"Le règne animal" de Thomas Cailley : la métamorphose
L'épatant les Combattants, qui date déjà de neuf ans, nous avait déjà convaincus que Thomas Cailley était un nouvel auteur (réalisateur et scénariste) à suivre, tant il était à la fois original dans son propos et perpétuateur du meilleur du grand cinéma français. Le règne animal confirme magnifiquement ce potentiel, en allant un pas plus loin dans une franche "science-fiction" bien de notre époque (la mutation humaine en créatures animales, qui soulève aussi bien la question fondamentale du "vivre ensemble" que celle de la perte du lien entre l'homme et la nature).
Mais le règne animal n'est finalement qu'à peine un film de genre, en dépit d'effets spéciaux en général bien troussés et d'un certain nombre de scènes "d'action" impeccablement réalisées (qui n'ont rien à envier au cinéma commercial US, pour le coup) : le cœur battant du film est purement "psychologique" (on en voit parmi nos lecteurs qui commencent à s'inquiéter, voire à fuir), travaillant à la fois en profondeur et en finesse la question de l'acceptation par un père du départ d'une épouse aimée, puis de l'envol d'un fils à son tour touché par la métamorphose.
Le règne animal joue parfaitement une partition classique - avec panique de la société ne sachant comment gérer la mutation qui s'amplifie, et rejet de la différence par les franges les plus extrémistes de la population, qui prennent littéralement les armes -, mais enchante quand il se focalise sur les rapports entre père et fils : Romain Duris, exquis, tient probablement ici le meilleur rôle de sa carrière, loin des facilités sympathiques auxquels il est régulièrement abonné, mais c'est son alchimie avec l'étonnant Paul Kircher (le lycéen) qui permet au film de monter de manière stratosphérique en termes d'émotion.

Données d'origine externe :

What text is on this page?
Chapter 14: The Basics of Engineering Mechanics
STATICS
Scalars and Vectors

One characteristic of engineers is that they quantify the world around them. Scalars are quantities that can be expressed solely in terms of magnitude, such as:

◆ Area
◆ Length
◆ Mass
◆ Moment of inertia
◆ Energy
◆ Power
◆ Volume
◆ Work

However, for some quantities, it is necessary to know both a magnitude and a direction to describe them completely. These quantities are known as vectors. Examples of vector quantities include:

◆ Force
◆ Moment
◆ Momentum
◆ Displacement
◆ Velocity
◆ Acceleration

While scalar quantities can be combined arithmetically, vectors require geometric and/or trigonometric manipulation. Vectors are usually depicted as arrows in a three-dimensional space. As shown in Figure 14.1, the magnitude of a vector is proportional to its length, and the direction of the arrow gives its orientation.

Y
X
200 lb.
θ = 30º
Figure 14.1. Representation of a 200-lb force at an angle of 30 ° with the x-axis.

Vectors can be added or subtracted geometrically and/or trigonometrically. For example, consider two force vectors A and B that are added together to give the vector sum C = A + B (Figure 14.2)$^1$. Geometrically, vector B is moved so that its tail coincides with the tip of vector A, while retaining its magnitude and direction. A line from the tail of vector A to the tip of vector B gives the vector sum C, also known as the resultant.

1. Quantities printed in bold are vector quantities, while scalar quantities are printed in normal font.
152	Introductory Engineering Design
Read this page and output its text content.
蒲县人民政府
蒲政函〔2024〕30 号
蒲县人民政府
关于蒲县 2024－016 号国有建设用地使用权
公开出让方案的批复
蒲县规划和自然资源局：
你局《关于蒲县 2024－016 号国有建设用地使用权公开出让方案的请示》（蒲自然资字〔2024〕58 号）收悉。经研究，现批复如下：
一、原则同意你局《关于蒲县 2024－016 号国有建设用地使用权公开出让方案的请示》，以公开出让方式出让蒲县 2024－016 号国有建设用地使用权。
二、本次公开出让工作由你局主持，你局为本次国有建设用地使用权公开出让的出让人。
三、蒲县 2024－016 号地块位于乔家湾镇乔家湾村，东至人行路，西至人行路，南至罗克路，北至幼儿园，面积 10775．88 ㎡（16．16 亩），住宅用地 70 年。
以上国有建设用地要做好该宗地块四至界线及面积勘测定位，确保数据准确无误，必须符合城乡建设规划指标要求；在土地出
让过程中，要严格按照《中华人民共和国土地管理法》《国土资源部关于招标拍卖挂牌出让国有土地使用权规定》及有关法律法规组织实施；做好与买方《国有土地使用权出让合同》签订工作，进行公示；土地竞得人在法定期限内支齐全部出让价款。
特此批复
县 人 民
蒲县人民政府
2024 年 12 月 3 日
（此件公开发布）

S'il fallait déplorer quelque chose, c'est l'inutilité du personnage de la gendarme (Adèle Exarchopoulos, sous-exploitée) et une certaine baisse de tension sur la fin (qui était aussi une caractéristique des Combattants), heureusement compensée par de superbes intuitions visuelles dans la manière dont la nature et la nuit sont filmées. On notera aussi - il vaut mieux que le spectateur soit averti - que certaines scènes de "mutation" (qui n'a rien du processus rapide et "facile" décrit dans les productions états-uniennes) sont aussi éprouvantes que chez un Cronenberg.
En résumé, même si le règne animal n'est pas encore le chef d'œuvre qu'on est en droit d'attendre de Thomas Cailley, c'est l'un des films les plus impressionnants de la rentrée.